In Coopers & Lybrand and Others v Bryant 1995 (3) SA 761 (A) the Appellate Division (as it then was) dealt with whether the respondent’s personal damages claim against a third party formed part of rights that were ceded in security to a bank, and was therefore excluded from the claim under which the respondent sought to recover damages. Mr Bryant (respondent), ceded in securitatem debiti all his rights, title and interest to all his book debts, other debts and claims of whatsoever nature, present and future, to the Standard Bank of South Africa Limited (SBSA), as security to repay amounts drawn down under banking facilities made available to him. Unrelated to the cession, he sued his accountants and auditors for damages arising from his reliance on their professional advice that a proposed business venture was financially sound. The accountants contended that the aforesaid cession in security to SBSA divested Mr Bryant of the locus standi to institute the action against them. This resulted in a dispute as to whether the cession in security included his personal claims against his accountants for breach of contract.

The court analysed whether the deed of cession of the book debts was wide enough to include Mr Bryant’s damages claim against his accountants. Applying the principles then applicable to contract interpretation (which principles are beyond the scope of this article), the Appellate Division held that the expression ‘book debts’ undoubtedly referred to the respondent’s trading debts and not his private debts. The parties had intended a cession in security of the respondent’s business’s book debts. His claim against his accountants was a personal claim not covered by the terms of the deed of cession. Accordingly, the respondent had locus standi to institute the claim against his accountants. The issue in Coopers arose from the fact that Mr Bryant conducted business in his personal capacity, and not through a company. The distinction between his business’s book debts and his personal claims therefore had be made.

The broader issue is that the parties to a cession in security should apply their minds to its scope, and not routinely include generic descriptions that the cedent pledges and cedes in securitatem debitiall the cedent’s right, title and interest in and to the ceded rights’ in the cession unless they truly intend it to serve as security.

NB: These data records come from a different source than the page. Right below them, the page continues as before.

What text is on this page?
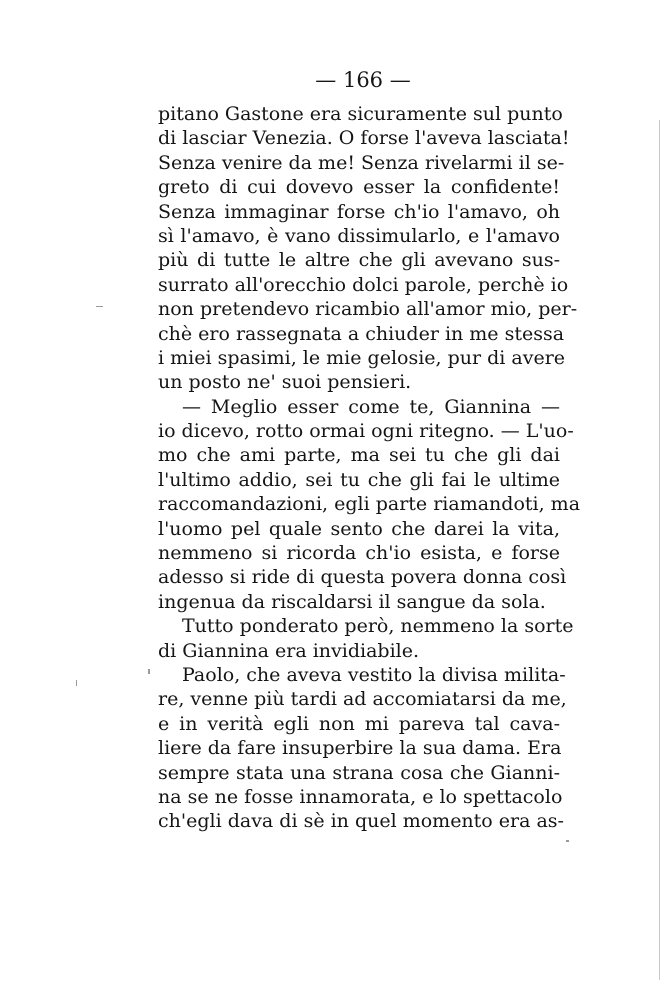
— 166 —
pitano Gastone era sicuramente sul punto
di lasciar Venezia. O forse l'aveva lasciata!
Senza venire da me! Senza rivelarmi il se-
greto di cui dovevo esser la confidente!
Senza immaginar forse ch'io l'amavo, oh
sì l'amavo, è vano dissimularlo, e l'amavo
più di tutte le altre che gli avevano sus-
surrato all'orecchio dolci parole, perchè io
non pretendevo ricambio all'amor mio, per-
chè ero rassegnata a chiuder in me stessa
i miei spasimi, le mie gelosie, pur di avere
un posto ne' suoi pensieri.
— Meglio esser come te, Giannina —
io dicevo, rotto ormai ogni ritegno. — L'uo-
mo che ami parte, ma sei tu che gli dai
l'ultimo addio, sei tu che gli fai le ultime
raccomandazioni, egli parte riamandoti, ma
l'uomo pel quale sento che darei la vita,
nemmeno si ricorda ch'io esista, e forse
adesso si ride di questa povera donna così
ingenua da riscaldarsi il sangue da sola.
Tutto ponderato però, nemmeno la sorte
di Giannina era invidiabile.
Paolo, che aveva vestito la divisa milita-
re, venne più tardi ad accomiatarsi da me,
e in verità egli non mi pareva tal cava-
liere da fare insuperbire la sua dama. Era
sempre stata una strana cosa che Gianni-
na se ne fosse innamorata, e lo spettacolo
ch'egli dava di sè in quel momento era as-
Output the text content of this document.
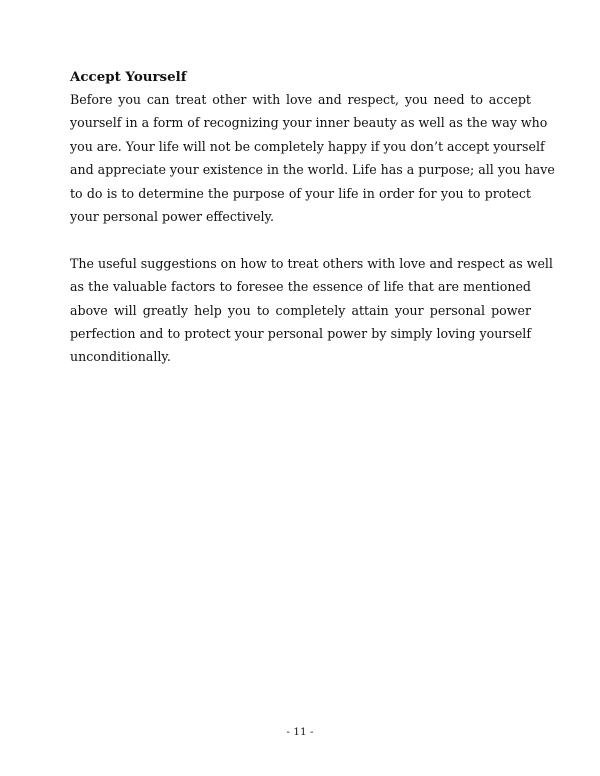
Accept Yourself
Before you can treat other with love and respect, you need to accept
yourself in a form of recognizing your inner beauty as well as the way who
you are. Your life will not be completely happy if you don’t accept yourself
and appreciate your existence in the world. Life has a purpose; all you have
to do is to determine the purpose of your life in order for you to protect
your personal power effectively.
The useful suggestions on how to treat others with love and respect as well
as the valuable factors to foresee the essence of life that are mentioned
above will greatly help you to completely attain your personal power
perfection and to protect your personal power by simply loving yourself
unconditionally.
- 11 -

If so, the parties should agree on what those rights are, or the classes of rights, that are thereby ceded. A lender (as cessionary) seeking to enforce its security rights due to a borrower’s failure to repay a loan, would not want its enforcement action to be thwarted with a defence by the borrower (as cedent) that the purported security rights were excluded from the cession in security. Often, such a possible defence tempts the lender’s lawyers to cast the net wide by including the generic descriptions aforesaid. Yet, leaving aside the outcome that contract law interpretation principles may have on such a dispute, therein lies the risk.